Debe ser, por lo tanto, firmemente retenida la distinción entre la fe teologal y la creencia en las otras religiones. Si la fe es la acogida en la gracia de la verdad revelada, que permite penetrar en el misterio, favoreciendo su comprensión coherente[21], la creencia en las otras religiones es esa totalidad de experiencia y pensamiento que constituyen los tesoros humanos de sabiduría y religiosidad, que el hombre, en su búsqueda de la verdad, ha ideado y creado en su referencia a lo divino y al Absoluto[22].

No siempre tal distinción es tenida en consideración en la reflexión actual, por lo cual a menudo se identifica la fe teologal, que es la acogida de la verdad revelada por Dios Uno y Trino, y la creencia en las otras religiones, que es una experiencia religiosa todavía en búsqueda de la verdad absoluta, y carente todavía del asentimiento a Dios que se revela. Éste es uno de los motivos por los cuales se tiende a reducir, y a veces incluso a anular, las diferencias entre el cristianismo y las otras religiones.

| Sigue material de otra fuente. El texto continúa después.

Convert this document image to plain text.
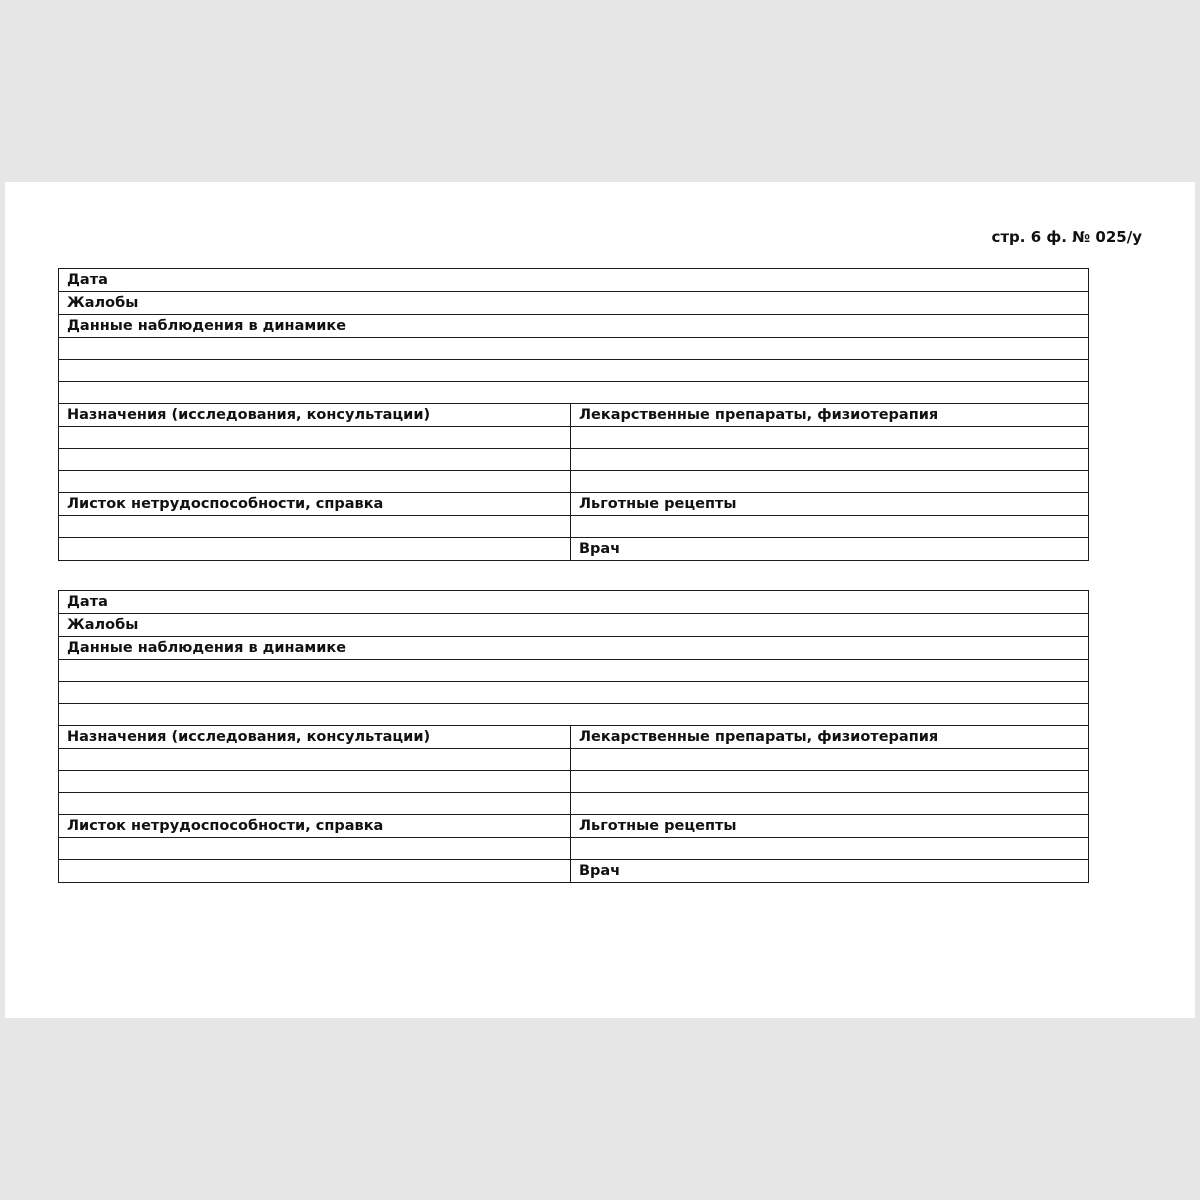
стр. 6 ф. № 025/у
Дата	
Жалобы	
Данные наблюдения в динамике	

Назначения (исследования, консультации)	Лекарственные препараты, физиотерапия

Листок нетрудоспособности, справка	Льготные рецепты

	Врач
Дата	
Жалобы	
Данные наблюдения в динамике	

Назначения (исследования, консультации)	Лекарственные препараты, физиотерапия

Листок нетрудоспособности, справка	Льготные рецепты

	Врач
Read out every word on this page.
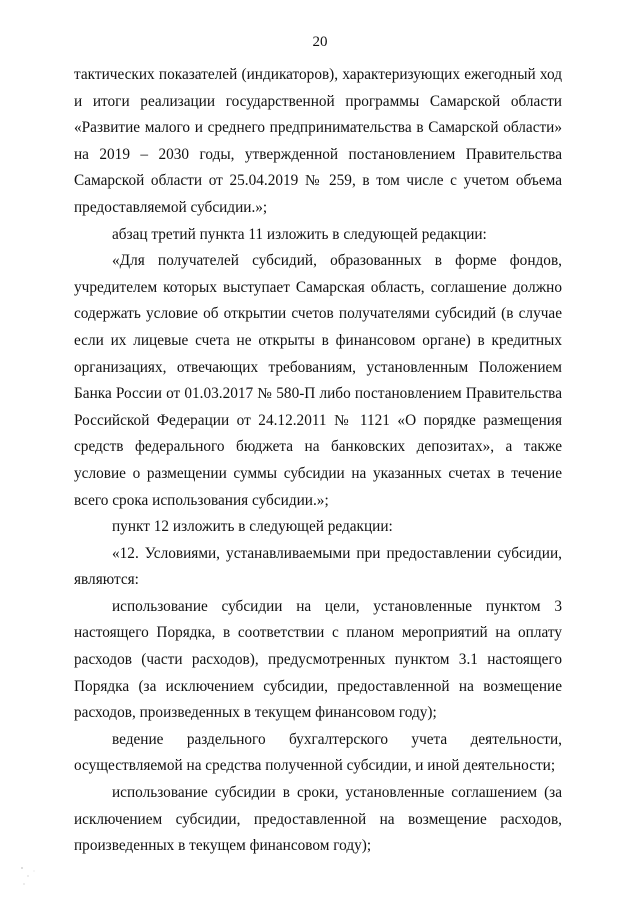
20

тактических показателей (индикаторов), характеризующих ежегодный ход и итоги реализации государственной программы Самарской области «Развитие малого и среднего предпринимательства в Самарской области» на 2019 – 2030 годы, утвержденной постановлением Правительства Самарской области от 25.04.2019 № 259, в том числе с учетом объема предоставляемой субсидии.»;

абзац третий пункта 11 изложить в следующей редакции:

«Для получателей субсидий, образованных в форме фондов, учредителем которых выступает Самарская область, соглашение должно содержать условие об открытии счетов получателями субсидий (в случае если их лицевые счета не открыты в финансовом органе) в кредитных организациях, отвечающих требованиям, установленным Положением Банка России от 01.03.2017 № 580-П либо постановлением Правительства Российской Федерации от 24.12.2011 № 1121 «О порядке размещения средств федерального бюджета на банковских депозитах», а также условие о размещении суммы субсидии на указанных счетах в течение всего срока использования субсидии.»;

пункт 12 изложить в следующей редакции:

«12. Условиями, устанавливаемыми при предоставлении субсидии, являются:

использование субсидии на цели, установленные пунктом 3 настоящего Порядка, в соответствии с планом мероприятий на оплату расходов (части расходов), предусмотренных пунктом 3.1 настоящего Порядка (за исключением субсидии, предоставленной на возмещение расходов, произведенных в текущем финансовом году);

ведение раздельного бухгалтерского учета деятельности, осуществляемой на средства полученной субсидии, и иной деятельности;

использование субсидии в сроки, установленные соглашением (за исключением субсидии, предоставленной на возмещение расходов, произведенных в текущем финансовом году);
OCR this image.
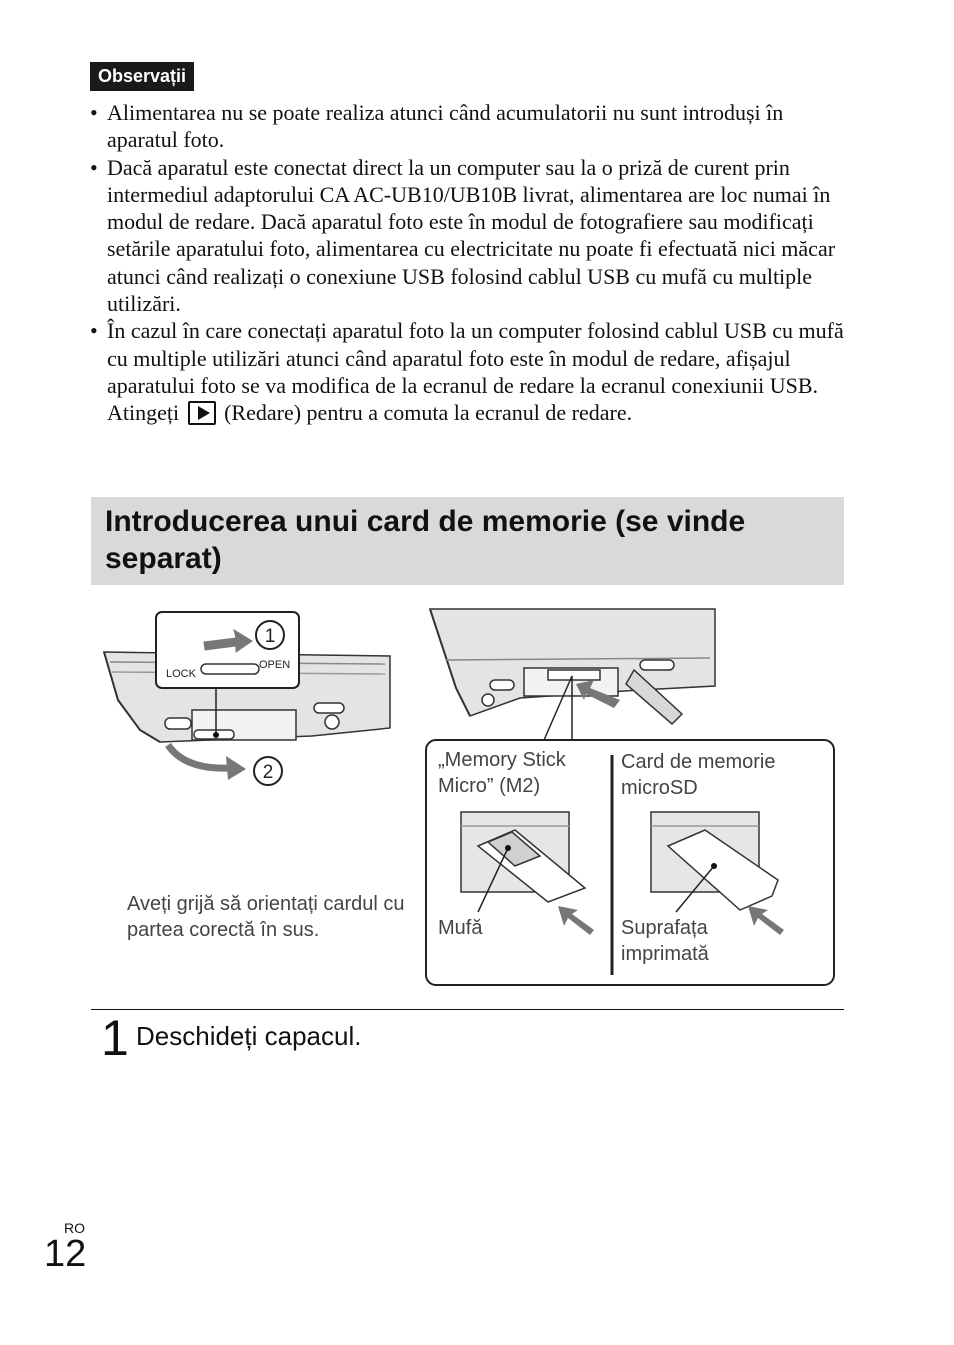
Observații
• Alimentarea nu se poate realiza atunci când acumulatorii nu sunt introduși în aparatul foto.
• Dacă aparatul este conectat direct la un computer sau la o priză de curent prin intermediul adaptorului CA AC-UB10/UB10B livrat, alimentarea are loc numai în modul de redare. Dacă aparatul foto este în modul de fotografiere sau modificați setările aparatului foto, alimentarea cu electricitate nu poate fi efectuată nici măcar atunci când realizați o conexiune USB folosind cablul USB cu mufă cu multiple utilizări.
• În cazul în care conectați aparatul foto la un computer folosind cablul USB cu mufă cu multiple utilizări atunci când aparatul foto este în modul de redare, afișajul aparatului foto se va modifica de la ecranul de redare la ecranul conexiunii USB. Atingeți (Redare) pentru a comuta la ecranul de redare.
Introducerea unui card de memorie (se vinde separat)
LOCK
OPEN
1
2
Aveți grijă să orientați cardul cu partea corectă în sus.
„Memory Stick Micro” (M2)
Mufă
Card de memorie microSD
Suprafața imprimată
1 Deschideți capacul.
RO
12
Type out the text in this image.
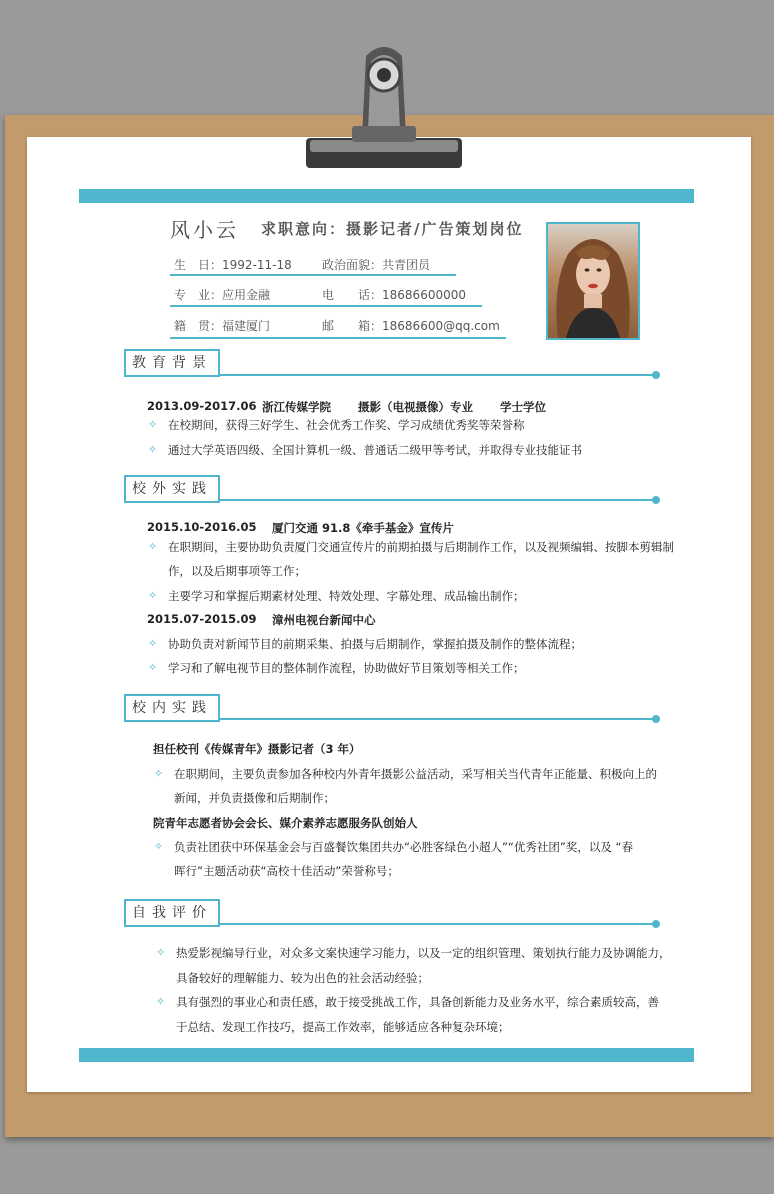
风小云 求职意向：摄影记者/广告策划岗位
生　日：1992-11-18	政治面貌：共青团员
专　业：应用金融	电　　话：18686600000
籍　贯：福建厦门	邮　　箱：18686600@qq.com
教育背景
2013.09-2017.06 浙江传媒学院 摄影（电视摄像）专业 学士学位
✧ 在校期间，获得三好学生、社会优秀工作奖、学习成绩优秀奖等荣誉称
✧ 通过大学英语四级、全国计算机一级、普通话二级甲等考试，并取得专业技能证书
校外实践
2015.10-2016.05 厦门交通 91.8《牵手基金》宣传片
✧ 在职期间，主要协助负责厦门交通宣传片的前期拍摄与后期制作工作，以及视频编辑、按脚本剪辑制
作，以及后期事项等工作；
✧ 主要学习和掌握后期素材处理、特效处理、字幕处理、成品输出制作；
2015.07-2015.09 漳州电视台新闻中心
✧ 协助负责对新闻节目的前期采集、拍摄与后期制作，掌握拍摄及制作的整体流程；
✧ 学习和了解电视节目的整体制作流程，协助做好节目策划等相关工作；
校内实践
担任校刊《传媒青年》摄影记者（3 年）
✧ 在职期间，主要负责参加各种校内外青年摄影公益活动，采写相关当代青年正能量、积极向上的
新闻，并负责摄像和后期制作；
院青年志愿者协会会长、媒介素养志愿服务队创始人
✧ 负责社团获中环保基金会与百盛餐饮集团共办“必胜客绿色小超人”“优秀社团”奖，以及 “春
晖行”主题活动获“高校十佳活动”荣誉称号；
自我评价
✧ 热爱影视编导行业，对众多文案快速学习能力，以及一定的组织管理、策划执行能力及协调能力，
具备较好的理解能力、较为出色的社会活动经验；
✧ 具有强烈的事业心和责任感，敢于接受挑战工作，具备创新能力及业务水平，综合素质较高，善
于总结、发现工作技巧，提高工作效率，能够适应各种复杂环境；
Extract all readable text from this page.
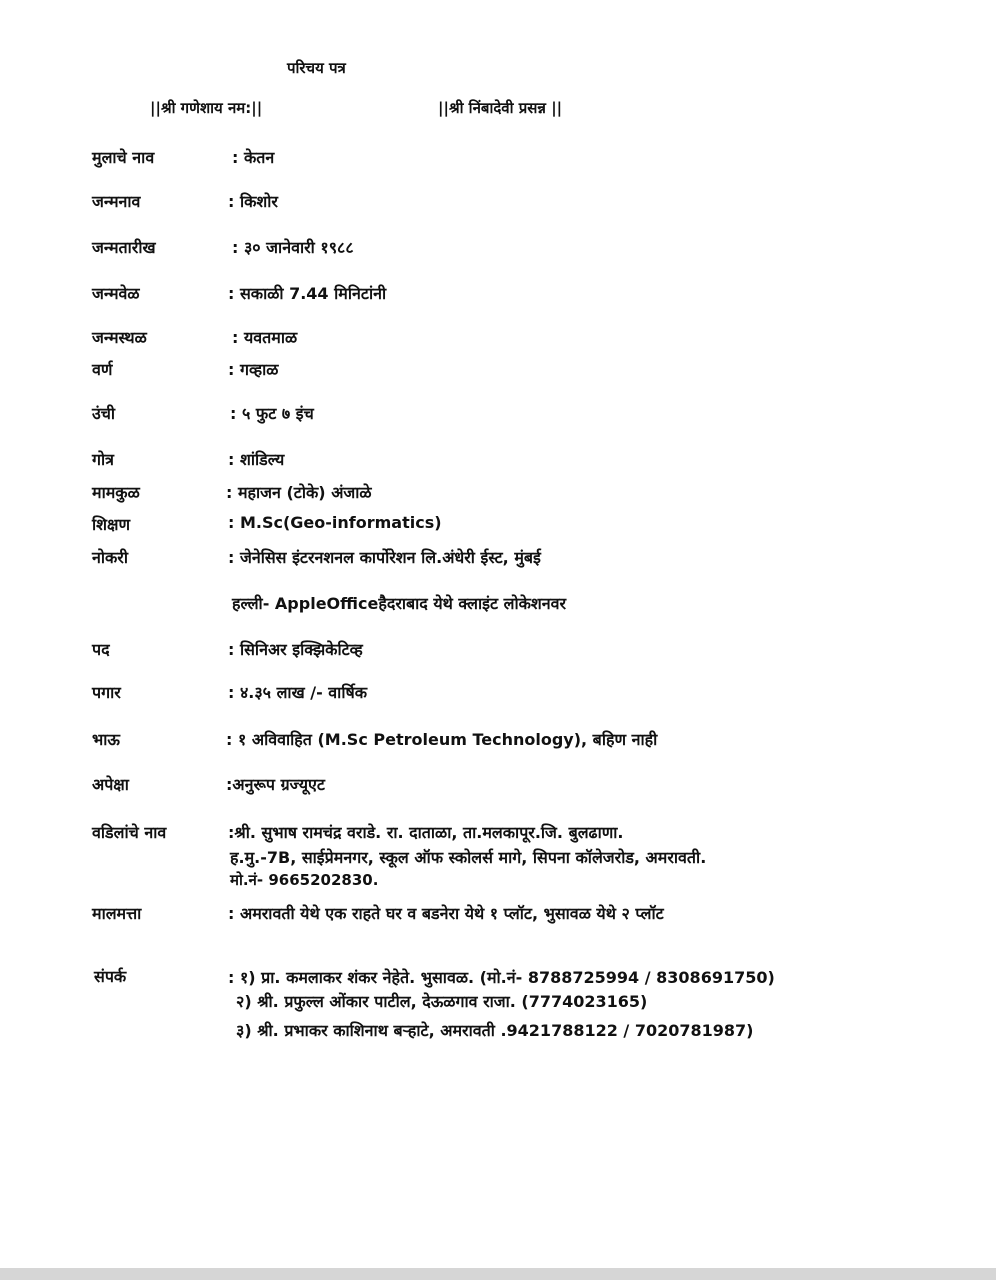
परिचय पत्र
||श्री गणेशाय नम:||	||श्री निंबादेवी प्रसन्न ||
मुलाचे नाव	: केतन
जन्मनाव	: किशोर
जन्मतारीख	: ३० जानेवारी १९८८
जन्मवेळ	: सकाळी 7.44 मिनिटांनी
जन्मस्थळ	: यवतमाळ
वर्ण	: गव्हाळ
उंची	: ५ फुट ७ इंच
गोत्र	: शांडिल्य
मामकुळ	: महाजन (टोके) अंजाळे
शिक्षण	: M.Sc(Geo-informatics)
नोकरी	: जेनेसिस इंटरनशनल कार्पोरेशन लि.अंधेरी ईस्ट, मुंबई
हल्ली- AppleOfficeहैदराबाद येथे क्लाइंट लोकेशनवर
पद	: सिनिअर इक्झिकेटिव्ह
पगार	: ४.३५ लाख /- वार्षिक
भाऊ	: १ अविवाहित (M.Sc Petroleum Technology), बहिण नाही
अपेक्षा	:अनुरूप ग्रज्यूएट
वडिलांचे नाव	:श्री. सुभाष रामचंद्र वराडे. रा. दाताळा, ता.मलकापूर.जि. बुलढाणा.
ह.मु.-7B, साईप्रेमनगर, स्कूल ऑफ स्कोलर्स मागे, सिपना कॉलेजरोड, अमरावती.
मो.नं- 9665202830.
मालमत्ता	: अमरावती येथे एक राहते घर व बडनेरा येथे १ प्लॉट, भुसावळ येथे २ प्लॉट
संपर्क	: १) प्रा. कमलाकर शंकर नेहेते. भुसावळ. (मो.नं- 8788725994 / 8308691750)
२) श्री. प्रफुल्ल ओंकार पाटील, देऊळगाव राजा. (7774023165)
३) श्री. प्रभाकर काशिनाथ बर्‍हाटे, अमरावती .9421788122 / 7020781987)
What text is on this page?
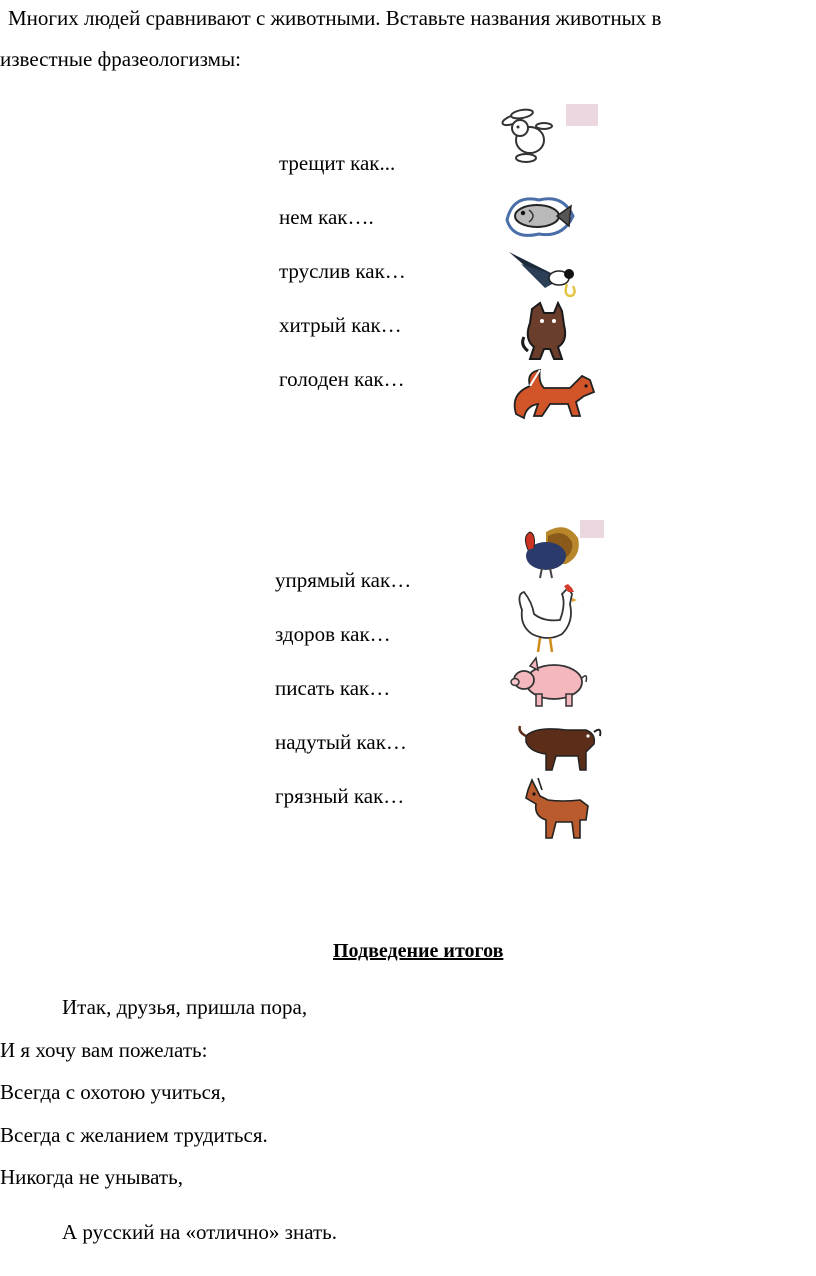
Многих людей сравнивают с животными. Вставьте названия животных в
известные фразеологизмы:
трещит как...
нем как….
труслив как…
хитрый как…
голоден как…
упрямый как…
здоров как…
писать как…
надутый как…
грязный как…
Подведение итогов
Итак, друзья, пришла пора,
И я хочу вам пожелать:
Всегда с охотою учиться,
Всегда с желанием трудиться.
Никогда не унывать,
А русский на «отлично» знать.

'Maiestas Domini'. Panteón Real de San Isidoro, León (siglo XII)
Maiestas Domini. Panteón Real de San Isidoro, León (siglo XII).

8. Se propone también la hipótesis acerca del valor inspirado de los textos sagrados de otras religiones. Ciertamente es necesario reconocer que tales textos contienen elementos gracias a los cuales multitud de personas, a través de los siglos, han podido y todavía hoy pueden alimentar y conservar su relación religiosa con Dios. Por esto, considerando tanto los modos de actuar como los preceptos y las doctrinas de las otras religiones, el Concilio Vaticano II -como se ha recordado antes- afirma que, por más que discrepen en mucho de lo que ella [la Iglesia] profesa y enseña, no pocas veces reflejan un destello de aquella Verdad que ilumina a todos los hombres[23].

La tradición de la Iglesia, sin embargo, reserva la calificación de textos inspirados a los libros canónicos del Antiguo y Nuevo Testamento, en cuanto inspirados por el Espíritu Santo[24]. Recogiendo esta tradición, la Constitución dogmática sobre la divina Revelación del Concilio Vaticano II enseña: La santa Madre Iglesia, según la fe apostólica, tiene por santos y canónicos los libros enteros del Antiguo y Nuevo Testamento con todas sus partes, porque, escritos bajo la inspiración del Espíritu Santo (cf. Jn 20, 31; 2 Tm 3, 16; 2 Pe 1, 19-21; 3, 15-16), tienen a Dios como autor y como tales se le han entregado a la misma Iglesia[25]. Esos libros enseñan firmemente, con fidelidad y sin error, la verdad que Dios quiso consignar en las sagradas letras de nuestra salvación[26].

Sin embargo, queriendo llamar a sí a todas las gentes en Cristo y comunicarles la plenitud de su revelación y de su amor, Dios no deja de hacerse presente en muchos modos, no sólo en cada individuo, sino también en los pueblos, mediante sus riquezas espirituales, cuya expresión principal y esencial son las religiones, aunque contengan «lagunas, insuficiencias y errores»[27]. Por lo tanto, los libros sagrados de otras religiones, que de hecho alimentan y guían la existencia de sus seguidores, reciben del misterio de Cristo aquellos elementos de bondad y gracia que están en ellos presentes.